Believe me, I had many bumps in the road on my journey to completing This is No Ordinary Joy. Writing this book (from the day I typed the first word to the day I got my first galley copy) took a full five years! Many times I nearly gave up. Okay, I’ll be completely honest: I did give up a few times, but thankfully came back from the ledge with the help of some good friends, some helpful strategies learned along the way, and driven by the overwhelming compulsion to share my story (how I went from being a TV music composer living on Cape Cod, to helping girls get free and remain free from modern day slavery in India, Nepal, Cambodia and Thailand).

I hope these strategies will be helpful to any of you readers and book-lovers out there who also aspire to write a book:

Strategy #1 – Start by Starting
Thinking about a book does not have the same benefits as writing one. You will love the feeling of accomplishment you get from writing even just one page or chapter. Forget about making an elaborate outline of your story, and just put pen to paper (or fingers to keyboard). As Stephen King suggested in his book ‘On Writing’, put your characters in a situation and see what they do. Discover what happens as you write it. It will come together. But first you have to take that first step. Just do it!

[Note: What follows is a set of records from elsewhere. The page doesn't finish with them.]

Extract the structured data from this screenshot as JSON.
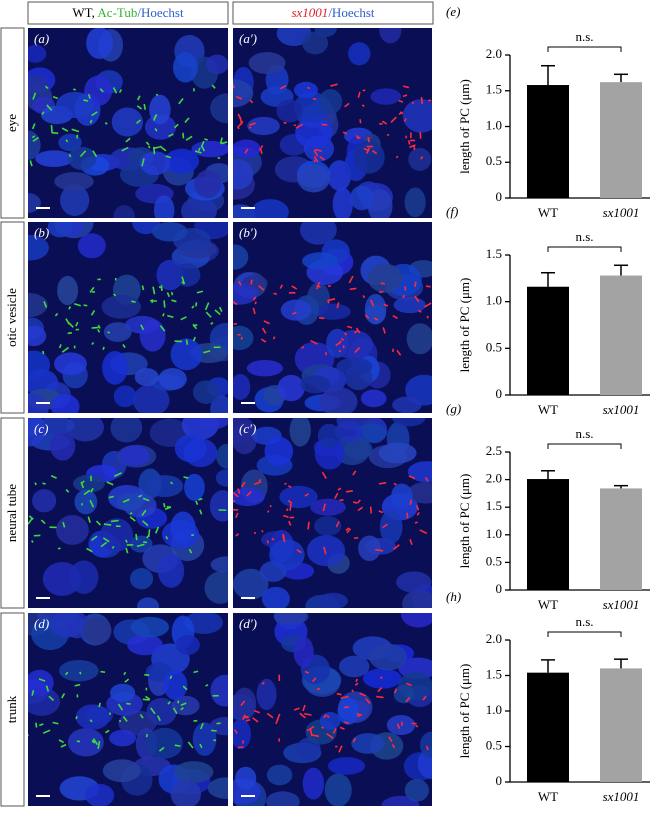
{
  "figure": {
    "header_left": [
      "WT, ",
      "Ac-Tub",
      "/Hoechst"
    ],
    "header_right": [
      "sx1001",
      "/Hoechst"
    ],
    "rows": [
      {
        "label": "eye",
        "panels": [
          "(a)",
          "(a′)"
        ]
      },
      {
        "label": "otic vesicle",
        "panels": [
          "(b)",
          "(b′)"
        ]
      },
      {
        "label": "neural tube",
        "panels": [
          "(c)",
          "(c′)"
        ]
      },
      {
        "label": "trunk",
        "panels": [
          "(d)",
          "(d′)"
        ]
      }
    ]
  },
  "chart_data": [
    {
      "type": "bar",
      "panel_label": "(e)",
      "ylabel": "length of PC (μm)",
      "annotation": "n.s.",
      "categories": [
        "WT",
        "sx1001"
      ],
      "colors": [
        "#000000",
        "#a3a3a3"
      ],
      "values": [
        1.58,
        1.62
      ],
      "errors": [
        0.27,
        0.11
      ],
      "ylim": [
        0,
        2
      ],
      "yticks": [
        0,
        0.5,
        {
          "value": 1,
          "label": "1.0"
        },
        1.5,
        {
          "value": 2,
          "label": "2.0"
        }
      ]
    },
    {
      "type": "bar",
      "panel_label": "(f)",
      "ylabel": "length of PC (μm)",
      "annotation": "n.s.",
      "categories": [
        "WT",
        "sx1001"
      ],
      "colors": [
        "#000000",
        "#a3a3a3"
      ],
      "values": [
        1.16,
        1.28
      ],
      "errors": [
        0.15,
        0.11
      ],
      "ylim": [
        0,
        1.5
      ],
      "yticks": [
        0,
        0.5,
        {
          "value": 1,
          "label": "1.0"
        },
        1.5
      ]
    },
    {
      "type": "bar",
      "panel_label": "(g)",
      "ylabel": "length of PC (μm)",
      "annotation": "n.s.",
      "categories": [
        "WT",
        "sx1001"
      ],
      "colors": [
        "#000000",
        "#a3a3a3"
      ],
      "values": [
        2.01,
        1.84
      ],
      "errors": [
        0.15,
        0.05
      ],
      "ylim": [
        0,
        2.5
      ],
      "yticks": [
        0,
        0.5,
        {
          "value": 1,
          "label": "1.0"
        },
        1.5,
        {
          "value": 2,
          "label": "2.0"
        },
        2.5
      ]
    },
    {
      "type": "bar",
      "panel_label": "(h)",
      "ylabel": "length of PC (μm)",
      "annotation": "n.s.",
      "categories": [
        "WT",
        "sx1001"
      ],
      "colors": [
        "#000000",
        "#a3a3a3"
      ],
      "values": [
        1.54,
        1.6
      ],
      "errors": [
        0.18,
        0.13
      ],
      "ylim": [
        0,
        2
      ],
      "yticks": [
        0,
        0.5,
        {
          "value": 1,
          "label": "1.0"
        },
        1.5,
        {
          "value": 2,
          "label": "2.0"
        }
      ]
    }
  ]
}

Strategy #2 – Ask a Friend
Three years into my writing process, I was over halfway finished, and then lost my laptop (and a year’s worth of writing) in an airport. I know, I know, I should have backed up my work. But I didn’t, and then I felt so frustrated and beleaguered, I wrote nothing at all for 6 months. When I told my friend Nicole my sorry tale, she offered to help by becoming my first reader and editor, and my writing accountability partner. She suggested I email her one page a day for the next 2 months. She read each page I sent, and gave encouragement and some editorial comments. Her main mission was just to help me move forward, and it worked! Three months later I had my first draft completed.

Strategy #3 – No Editing or Marketing While You Write!
Editing is easier for me than writing, and I at first became obsessed with working and reworking everything I had written. That, combined with a lack of a disciplined daily writing practice (more on that below) was why I only wrote 30 pages my whole first year. Another creativity-crushing approach was trying to figure out my sales and marketing plan while I was writing the book. ‘Who is going to be interested in my story?’ I worried. ‘How am I going to get it out to the potential readers? How much is too much to share?’ Of course, this line of thought made me feel terribly insecure and shut down my creative process, paralyzing my writing. You will have plenty of time to edit and to create a marketing plan when you have finished writing your first draft. Trying to do those things too early will only ensure that you never have a finished product to edit and sell.

Strategy #4 – Daily Practice
If you always wait for inspiration to strike, or for the perfect quiet moment to do your writing, you are unlikely to finish your book. Instead, set aside time every day – even if it is only 20 minutes some days – to write. If for any reason you are unable to start working on your book, then write in a journal or write a blog. I have established a daily writing practice, which helps both with my creative writing (I’m currently writing a novel) and with writing for my work (I write blogs for Relevée, a social purpose jewelry company related to my work fighting slavery). I find that my business writing, journal writing and creative writing inform and inspire each other, and when I start writing for one purpose, I often get into the groove, and end up doing more writing of a different kind.

Strategy #5 – Chardonnay!
This strategy might not be right for everyone, and if you’re in recovery, you could substitute a steaming hot cup of green tea or chai. But whatever feels like a treat to help you relax, and most importantly to define for yourself and everyone else that this is your time, set aside for your creativity, go for it. Pour a glass of wine (or tea), tell your kids that ‘it is mom or dad’s quiet time and you are welcome to join me by doing your own creative activity, but please don’t bother me for the next 30 minutes’ and get writing!